NASHVILLE, Tenn. — A district attorney in Tennessee said Thursday that his office has dropped 30 to 40 cases involving the five former officers who have been charged with second-degree murder in the beating death of Tyre Nichols.
In a statement, Shelby County District Attorney Steven Mulroy's spokesperson also said charges were reduced in about a dozen other cases involving the former Memphis Police officers. Four cases were referred to the U.S. attorney's office for allegations of excessive force, the district attorney's office added.
The decisions follow a review by Mulroy's office of about 100 cases shared among the officers.
“DA Mulroy cites that the dismissals came down to the lack of credibility from the five officers since the charges,” Mulroy's spokesperson, Erica Williams, said in the statement.
Caught on police video, the beating of the 29-year-old Nichols was one in a string of violent encounters between police and Black people that sparked protests and renewed debate about police brutality and police reform in the U.S.
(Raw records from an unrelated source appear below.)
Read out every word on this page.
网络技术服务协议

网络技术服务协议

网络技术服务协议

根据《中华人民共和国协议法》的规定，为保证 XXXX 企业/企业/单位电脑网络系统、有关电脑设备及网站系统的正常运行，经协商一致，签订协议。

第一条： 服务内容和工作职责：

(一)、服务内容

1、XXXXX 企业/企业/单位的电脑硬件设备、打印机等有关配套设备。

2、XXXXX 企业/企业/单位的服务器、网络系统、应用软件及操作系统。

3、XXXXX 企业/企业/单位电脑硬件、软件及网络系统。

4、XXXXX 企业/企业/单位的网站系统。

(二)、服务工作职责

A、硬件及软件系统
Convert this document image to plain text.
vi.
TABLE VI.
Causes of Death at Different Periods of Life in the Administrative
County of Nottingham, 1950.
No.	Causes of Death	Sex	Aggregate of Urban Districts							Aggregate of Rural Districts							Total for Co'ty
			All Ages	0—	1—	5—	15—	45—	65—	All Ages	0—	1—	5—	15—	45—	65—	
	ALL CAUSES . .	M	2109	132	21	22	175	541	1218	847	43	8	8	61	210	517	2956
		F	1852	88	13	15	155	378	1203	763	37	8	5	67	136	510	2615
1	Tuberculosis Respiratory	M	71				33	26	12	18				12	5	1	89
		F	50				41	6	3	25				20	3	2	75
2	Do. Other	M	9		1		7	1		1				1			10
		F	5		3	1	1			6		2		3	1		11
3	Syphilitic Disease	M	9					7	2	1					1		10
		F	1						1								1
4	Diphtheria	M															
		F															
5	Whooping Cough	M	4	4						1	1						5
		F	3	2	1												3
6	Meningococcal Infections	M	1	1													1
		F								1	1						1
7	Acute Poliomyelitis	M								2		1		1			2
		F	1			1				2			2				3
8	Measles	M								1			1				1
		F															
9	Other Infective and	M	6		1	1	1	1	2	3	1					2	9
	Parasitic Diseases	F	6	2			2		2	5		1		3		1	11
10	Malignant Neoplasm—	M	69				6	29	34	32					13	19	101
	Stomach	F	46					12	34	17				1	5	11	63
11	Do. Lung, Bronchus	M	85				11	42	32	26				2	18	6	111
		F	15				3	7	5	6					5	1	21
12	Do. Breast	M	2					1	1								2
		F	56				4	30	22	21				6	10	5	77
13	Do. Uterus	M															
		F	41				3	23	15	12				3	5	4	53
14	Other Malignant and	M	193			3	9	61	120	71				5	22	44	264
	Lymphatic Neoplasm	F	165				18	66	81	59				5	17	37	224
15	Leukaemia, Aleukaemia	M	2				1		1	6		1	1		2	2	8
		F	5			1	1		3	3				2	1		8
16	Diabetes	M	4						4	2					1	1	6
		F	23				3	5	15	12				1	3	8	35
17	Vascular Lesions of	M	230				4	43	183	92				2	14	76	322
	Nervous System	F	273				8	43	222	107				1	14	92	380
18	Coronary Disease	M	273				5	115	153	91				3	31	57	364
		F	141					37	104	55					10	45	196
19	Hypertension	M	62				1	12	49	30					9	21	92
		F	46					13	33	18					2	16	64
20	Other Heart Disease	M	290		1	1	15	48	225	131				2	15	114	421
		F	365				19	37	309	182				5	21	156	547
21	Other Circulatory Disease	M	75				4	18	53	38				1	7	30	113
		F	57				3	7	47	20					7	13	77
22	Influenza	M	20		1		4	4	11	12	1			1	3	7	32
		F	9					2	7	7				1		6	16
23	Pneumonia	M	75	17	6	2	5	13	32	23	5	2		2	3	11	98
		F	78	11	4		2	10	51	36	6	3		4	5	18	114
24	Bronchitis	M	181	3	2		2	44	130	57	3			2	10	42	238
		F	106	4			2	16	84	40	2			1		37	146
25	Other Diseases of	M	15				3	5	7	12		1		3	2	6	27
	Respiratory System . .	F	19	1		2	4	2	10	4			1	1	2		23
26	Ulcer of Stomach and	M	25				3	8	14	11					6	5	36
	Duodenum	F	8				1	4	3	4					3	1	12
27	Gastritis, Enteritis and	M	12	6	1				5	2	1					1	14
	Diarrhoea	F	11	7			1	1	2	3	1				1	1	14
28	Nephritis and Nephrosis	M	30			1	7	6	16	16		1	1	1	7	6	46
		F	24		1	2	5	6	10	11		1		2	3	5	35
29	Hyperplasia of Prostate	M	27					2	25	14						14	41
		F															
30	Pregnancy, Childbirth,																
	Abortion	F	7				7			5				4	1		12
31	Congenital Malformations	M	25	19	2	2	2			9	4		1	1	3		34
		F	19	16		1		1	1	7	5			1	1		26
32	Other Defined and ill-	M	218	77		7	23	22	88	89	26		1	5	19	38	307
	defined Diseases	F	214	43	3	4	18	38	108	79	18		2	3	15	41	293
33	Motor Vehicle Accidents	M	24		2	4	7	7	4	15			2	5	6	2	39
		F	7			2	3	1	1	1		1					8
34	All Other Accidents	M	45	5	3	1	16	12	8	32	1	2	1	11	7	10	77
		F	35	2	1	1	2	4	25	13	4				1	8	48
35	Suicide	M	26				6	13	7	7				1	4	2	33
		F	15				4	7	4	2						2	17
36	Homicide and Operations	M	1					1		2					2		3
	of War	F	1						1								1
Five officers have pleaded not guilty to criminal charges including second-degree murder in the Jan. 7 beating of Nichols after a traffic stop — and his death three days later.
The five officers — Tadarrius Bean, Demetrius Haley, Emmitt Martin, Desmond Mills and Justin Smith — charged in the case are Black. So was Nichols.
The officers were part of a crime-suppression team known as Scorpion. They punched Nichols, kicked him and slugged him with a baton as he yelled for his mother. Memphis Police Chief Cerelyn “CJ” Davis disbanded the Scorpion unit after Nichols’ death, though members of the unit have been moved to other teams.
Last month, the U.S. Department of Justice said it is investigating how Memphis Police Department officers use force and conduct arrests.
Even in the majority Black city of Memphis, the police department may be disproportionately focusing its traffic enforcement on Black drivers, Assistant Attorney General Kristen Clarke of the Civil Rights Division said in announcing the investigation.
The Justice Department announced in March a separate review concerning the use of force, de-escalation strategies and specialized units in the Memphis Police Department. Federal investigators also are looking specifically into Nichols’ arrest and death. Nichols’ mother has sued the city and its police chief over her son’s death.